When she attended MCTC, Samantha served as vice president of Phi Theta Kappa, assisted in the founding of the MCTC Sociology Club, tutored English in the Learning Center and acted as both a peer mentor and student in the TRIO Disability Student Services and Starting Point programs. In her community, Samantha volunteers as a personal care assistant and is a member of the Minneapolis Shambhala Center, where she has served as ambassador for “Basic Goodness Day” and is coordinated a related six-week pilot program. (Photo credit: Dread Naught Photography.)
To top off her experience at MCTC, Samantha delivered the 2013 student commencement speech. During her speech, she shared highlights from her journey and paid tribute to her classmates, acknowledging the challenges they may have experienced in their educational journey and how overcoming those challenges brings about great strength.
“In the event anything went sideways at MCTC, I was always encouraged to be myself, to never give up and to learn how to be successful as I managed being brilliant despite sometimes feeling broken,” said Samantha, who has been disabled since 2001.
At one point in her academic career, Samantha was poised to drop her Creative Nonfiction writing course—for the second time. Upon learning of her struggle to succeed in the class, her instructor asked what could be done to help.
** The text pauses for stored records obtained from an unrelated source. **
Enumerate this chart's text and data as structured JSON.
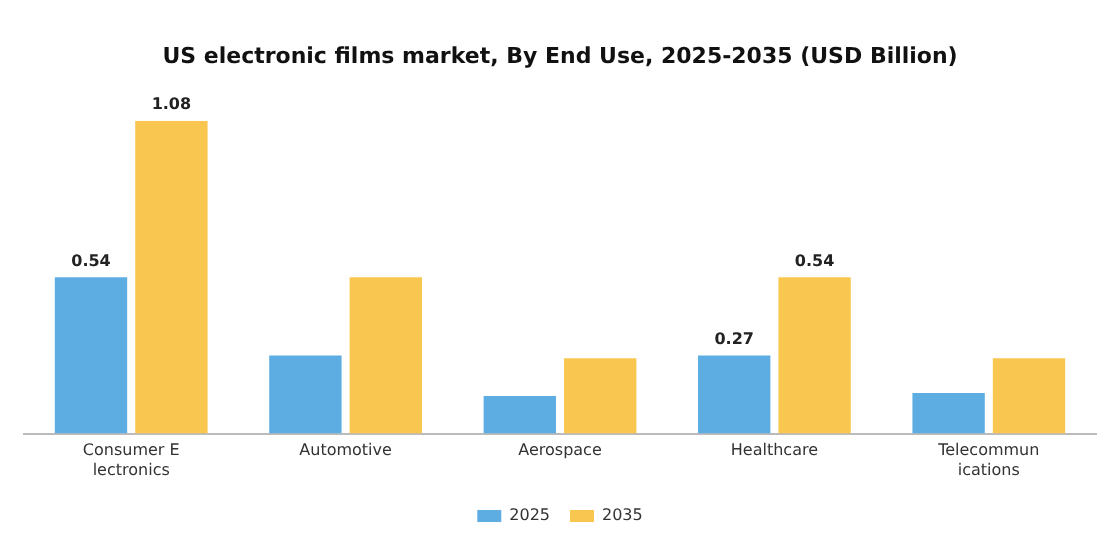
{
  "chart_data": {
    "type": "bar",
    "title": "US electronic films market, By End Use, 2025-2035 (USD Billion)",
    "categories": [
      "Consumer Electronics",
      "Automotive",
      "Aerospace",
      "Healthcare",
      "Telecommunications"
    ],
    "series": [
      {
        "name": "2025",
        "color": "#5dade2",
        "values": [
          0.54,
          0.27,
          0.13,
          0.27,
          0.14
        ],
        "value_labels": [
          "0.54",
          null,
          null,
          "0.27",
          null
        ]
      },
      {
        "name": "2035",
        "color": "#f9c74f",
        "values": [
          1.08,
          0.54,
          0.26,
          0.54,
          0.26
        ],
        "value_labels": [
          "1.08",
          null,
          null,
          "0.54",
          null
        ]
      }
    ],
    "legend": "bottom",
    "grid": false
  }
}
Encouraged by the genuine support she received, Samantha stayed in the class and subsequently won several awards for one of the pieces she wrote.
“As I navigated my six-year path at MCTC, I became aware of brief moments of encouragement and enlightenment that happened all over the place,” said Samantha. “These moments helped me to be a stronger person and to be successful.” The “moments” took many forms, and included MCTC’s alternative learning formats, accommodations for her disability, real-world connections between theory and everyday life, being challenged to hold herself to higher standards and support and encouragement from faculty, staff, students and administration. “MCTC is the perfect place for a nontraditional student to thrive,” said Samantha.
“At the end of the day, it is perseverance and support that got me where I am today. I worked hard for this, but I recognize no one does it alone,” said Samantha. “The primary reason I am where I am today is because of all of the support I received from people at all levels at MCTC. I hope to bring this type of support and humanity back to business and out into greater society.”